21 de diciembre de 2020

El viento cargaba el eco de un tiempo pasado, cuando los valles de California zumbaban con el bullicio de autopistas saturadas, los ajetreados aeropuertos y los interminables campos de cultivo reluciendo al sol de diciembre. Ahora, el aire olía a humo, a tierra removida y a la podredumbre inevitable de la muerte. En la pequeña comunidad improvisada de Willow Creek, a veinte kilómetros de Fresno, el sol apenas lograba calentar en ese último estirón del año. Era el primer invierno completo desde que la civilización se había venido abajo, y los huesos de la tierra parecían crujir bajo las botas de los pocos que quedaban.

Willow Creek era, en realidad, un rancho. En tiempos mejores perteneció a una familia de agricultores, pero la familia se esfumó con la primera oleada, como casi todos los que vivían cerca de la autopista 99. Ahora, el rancho era hogar para veinticuatro personas: familias, un médico, dos mecánicos y un puñado de jóvenes voluntarios armados. Casas rodantes, carpas de lona y tiendas de campaña formaban un conglomerado apretado entre los naranjales y almendros desatendidos. Las ramas se doblaban con el peso de las hojas secas por la escarcha, y por la noche el hielo cubría las canaletas y cubos de agua.

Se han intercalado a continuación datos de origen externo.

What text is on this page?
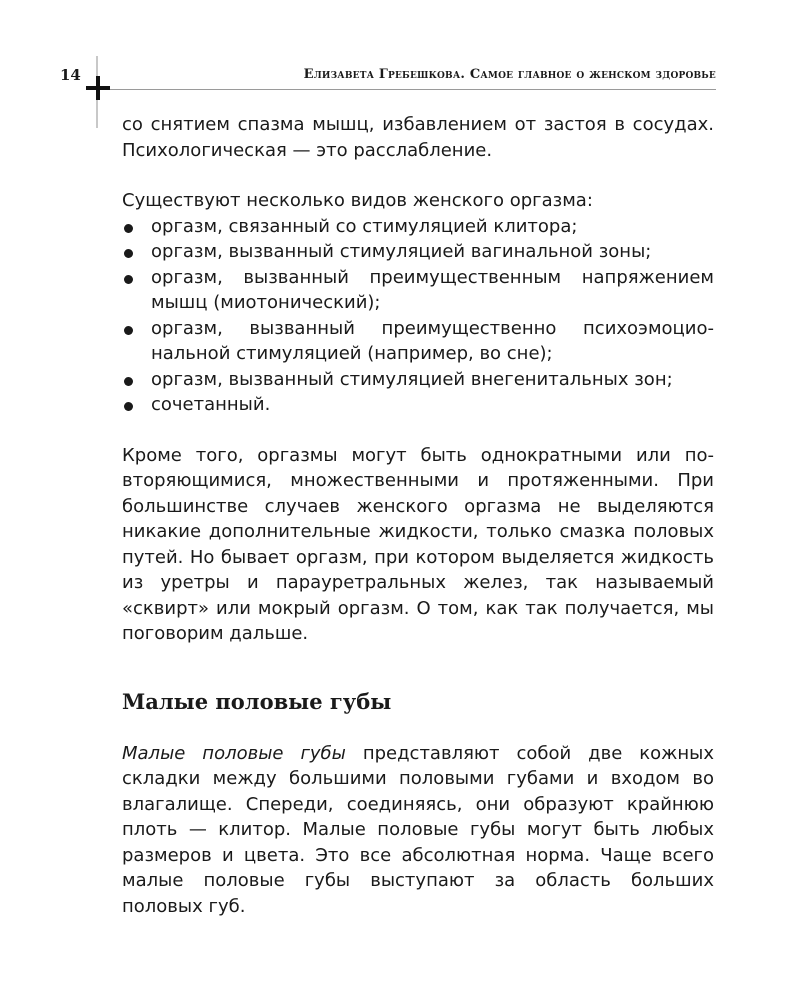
14	Елизавета Гребешкова. Самое главное о женском здоровье

со снятием спазма мышц, избавлением от застоя в сосудах. Психологическая — это расслабление.

Существуют несколько видов женского оргазма:

оргазм, связанный со стимуляцией клитора;
оргазм, вызванный стимуляцией вагинальной зоны;
оргазм, вызванный преимущественным напряжением мышц (миотонический);
оргазм, вызванный преимущественно психоэмоцио-нальной стимуляцией (например, во сне);
оргазм, вызванный стимуляцией внегенитальных зон;
сочетанный.

Кроме того, оргазмы могут быть однократными или повторяющимися, множественными и протяженными. При большинстве случаев женского оргазма не выделяются никакие дополнительные жидкости, только смазка половых путей. Но бывает оргазм, при котором выделяется жидкость из уретры и парауретральных желез, так называемый «сквирт» или мокрый оргазм. О том, как так получается, мы поговорим дальше.

Малые половые губы

Малые половые губы представляют собой две кожных складки между большими половыми губами и входом во влагалище. Спереди, соединяясь, они образуют крайнюю плоть — клитор. Малые половые губы могут быть любых размеров и цвета. Это все абсолютная норма. Чаще всего малые половые губы выступают за область больших половых губ.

Los steps del generador portátil retumbaban cada noche, alimentando no más de dos horas de luz eléctrica que, como ritual, se usaba para cargar radios, linternas y una solitaria laptop cuyo uso era privilegio de todos y de nadie. El resto del tiempo, la comunidad dependía del fuego y de la disciplina.

Paulina Valdez, que fuera profesora de secundaria, había asumido el rol de coordinadora. Ahora, caminaba el perímetro pasando balance a las barricadas de pallets y autos volcados que rodeaban el rancho. Revisaba, con manos enguantadas, que las latas colgadas de alambre chirriaran con el más mínimo toque. La fatiga era evidente en sus ojos: ojeras profundas, cabello grisáceo recogido en un moño apresurado. Llevaba una escopeta de doble cañón colgada en la espalda, aunque hacía días que no se detectaba el paso de ningún zombi cerca del rancho. El invierno, al menos, ofrecía ese respiro: los muertos se movían lentos, congelados por las noches gélidas, pero nunca se podía confiar.

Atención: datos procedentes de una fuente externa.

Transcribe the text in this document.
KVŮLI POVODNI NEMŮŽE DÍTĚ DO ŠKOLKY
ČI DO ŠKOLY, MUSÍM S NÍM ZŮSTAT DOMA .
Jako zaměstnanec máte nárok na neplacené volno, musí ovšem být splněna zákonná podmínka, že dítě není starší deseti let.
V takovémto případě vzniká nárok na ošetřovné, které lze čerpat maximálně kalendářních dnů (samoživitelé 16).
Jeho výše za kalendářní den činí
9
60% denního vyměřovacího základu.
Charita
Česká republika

El día anterior, una caravana había regresado del viejo suburbio de Madera. Cuatro hombres y una mujer, todos voluntarios, traían una cosecha triste: una batería de coche recargable saqueada de un camión destrozado, seis bidones de gasolina, dos sacos de arroz y media docena de latas de alubias. Una noche antes, Simón, el mecánico, había contado en voz baja cómo, al avanzar entre los huesos calcinados de los automóviles, habían escuchado al menos una decena de zomis arrastrarse en los sótanos anegados de una tienda Albertsons. Por precaución, habían evitado hacer ruido y no abrieron puerta alguna: sabían que, incluso en este frío, una multitud podía levantarse de entre los muertos en cuestión de minutos.

Paulina llegó hasta la reja principal, donde Sergio, el único ex-policía del grupo, supervisaba el cambio de guardia. Sus hijos, Ana y Michael, no se apartaban nunca de él, aunque eran demasiado jóvenes para entender la amenaza real. Ambos, de no más de seis y nueve años, limpiaban flechas para las ballestas, labor que hacían con la seriedad de quienes ya sabían que jugar era un privilegio suspendido de manera indefinida.

—Nada en el horizonte, —dijo Sergio mientras rebuscaba la mira en unos binoculares militares cuyo lente derecho estaba un poco vidriado—. Un grupo moviéndose cerca del canal de riego, pero parecen vivos. Tres, tal vez cuatro. De esos nuevos vagabundos que van de camino al sur.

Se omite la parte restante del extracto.